One option, already suggested, is convoys. Warships from willing nations – who would be Nato members – could escort groups of merchantmen from the Bosporus to Ukrainian waters, guaranteeing their right of passage on the high seas. Any Russian attack on these warships would again be an act of war, a first attack on Nato. Such convoy systems have been used at times to get tankers through the Strait of Hormuz in and out of the Gulf, defeating Iranian attempts to cut off the flow of oil. Indeed such a system may soon be going into effect in those waters, as Iranian attacks on shipping have been ramping up again lately. The ayatollahs are probably going to need another lesson.

Putin cannot make a first attack on Nato, as this would allow the US-led Nato armed forces to retaliate without being guilty of any escalation – and that would mean swift defeat in the Ukraine war. So convoys could be a reasonable solution.

But it might make more sense to deal with the problem another way. At the moment the Ukrainians are mounting a bloody counteroffensive into some of deepest and strongest defensive lines the world has ever seen, along the front lines from Zaporizhzhia to Donetsk. This is an extremely difficult mission. The tank enthusiasts of the Western armies, who confidently predicted that modern armour would win the war in Ukraine, would acknowledge that even Heinz Guderian needed to go around the Maginot Line rather than through it.

The Ukrainians punched through Russian lines last year because someone told them where all the Russian HQs were, and they had just received the Guided Multiple Launch Rocket System, fired mostly from the Himars vehicle.
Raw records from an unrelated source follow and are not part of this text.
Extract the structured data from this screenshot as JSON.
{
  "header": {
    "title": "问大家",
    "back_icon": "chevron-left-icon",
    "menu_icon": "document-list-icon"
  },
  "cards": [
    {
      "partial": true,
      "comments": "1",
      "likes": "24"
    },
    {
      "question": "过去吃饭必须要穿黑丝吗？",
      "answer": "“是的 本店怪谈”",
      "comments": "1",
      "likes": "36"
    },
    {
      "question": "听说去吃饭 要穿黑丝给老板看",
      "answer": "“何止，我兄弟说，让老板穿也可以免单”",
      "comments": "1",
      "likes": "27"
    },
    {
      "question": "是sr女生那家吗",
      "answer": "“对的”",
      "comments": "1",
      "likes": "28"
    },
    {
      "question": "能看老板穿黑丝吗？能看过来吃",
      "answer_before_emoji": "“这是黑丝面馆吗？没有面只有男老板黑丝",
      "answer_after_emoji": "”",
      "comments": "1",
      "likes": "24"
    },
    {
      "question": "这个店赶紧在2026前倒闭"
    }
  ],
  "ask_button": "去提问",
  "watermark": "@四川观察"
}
The GMLRS had enough range, was accurate enough and was available in enough numbers to pummel those HQs and knock them out.

But the Russians learned. Their HQs handling the fight today are much further back, and heavily defended. The Ukrainians have some Storm Shadow missiles from Britain, and some SCALPs (same weapon, different name) from France – but clearly these are not changing the picture as GMLRS did, though targets are being hit. The Storm Shadow has never had a particularly good reputation, and is subsonic, so relatively easy to shoot down.

Rather than setting up convoys and getting into a potential naval clash in the Black Sea, it might be simpler to just let the Ukrainians have the Army Tactical Missile System, the big brother of GMLRS. They’ve been asking for it time out of mind. It can go on the Himars, rather than needing a jerry-rigged ex Soviet fighter to fire it from, and it has a bit more range than Storm Shadow. More importantly it is known to work properly, and it travels at speeds in excess of Mach 3, so it is difficult to shoot down.

Russia would have to pull its HQs back well into the Sea of Azov to be safe from ATACMS. The whole land bridge and all of Crimea would be under Kyiv’s guns. The troops fighting and dying in the counter-offensive would have a serious chance to win: and the naval base of Sevastopol could and would be neutralised, so making any Russian grain blockade much more difficult to implement even if the Ukrainians’ drive to the Azov still didn’t succeed.

And sending the ATACMS is very arguably less escalatory than sending a Nato fleet into the Black Sea: indeed it’s barely more escalatory than sending the Storm Shadow already has been. Russia’s attempt to starve the world provides an excellent excuse for action.

It’s getting very hard to understand what Joe Biden thinks he’s waiting for.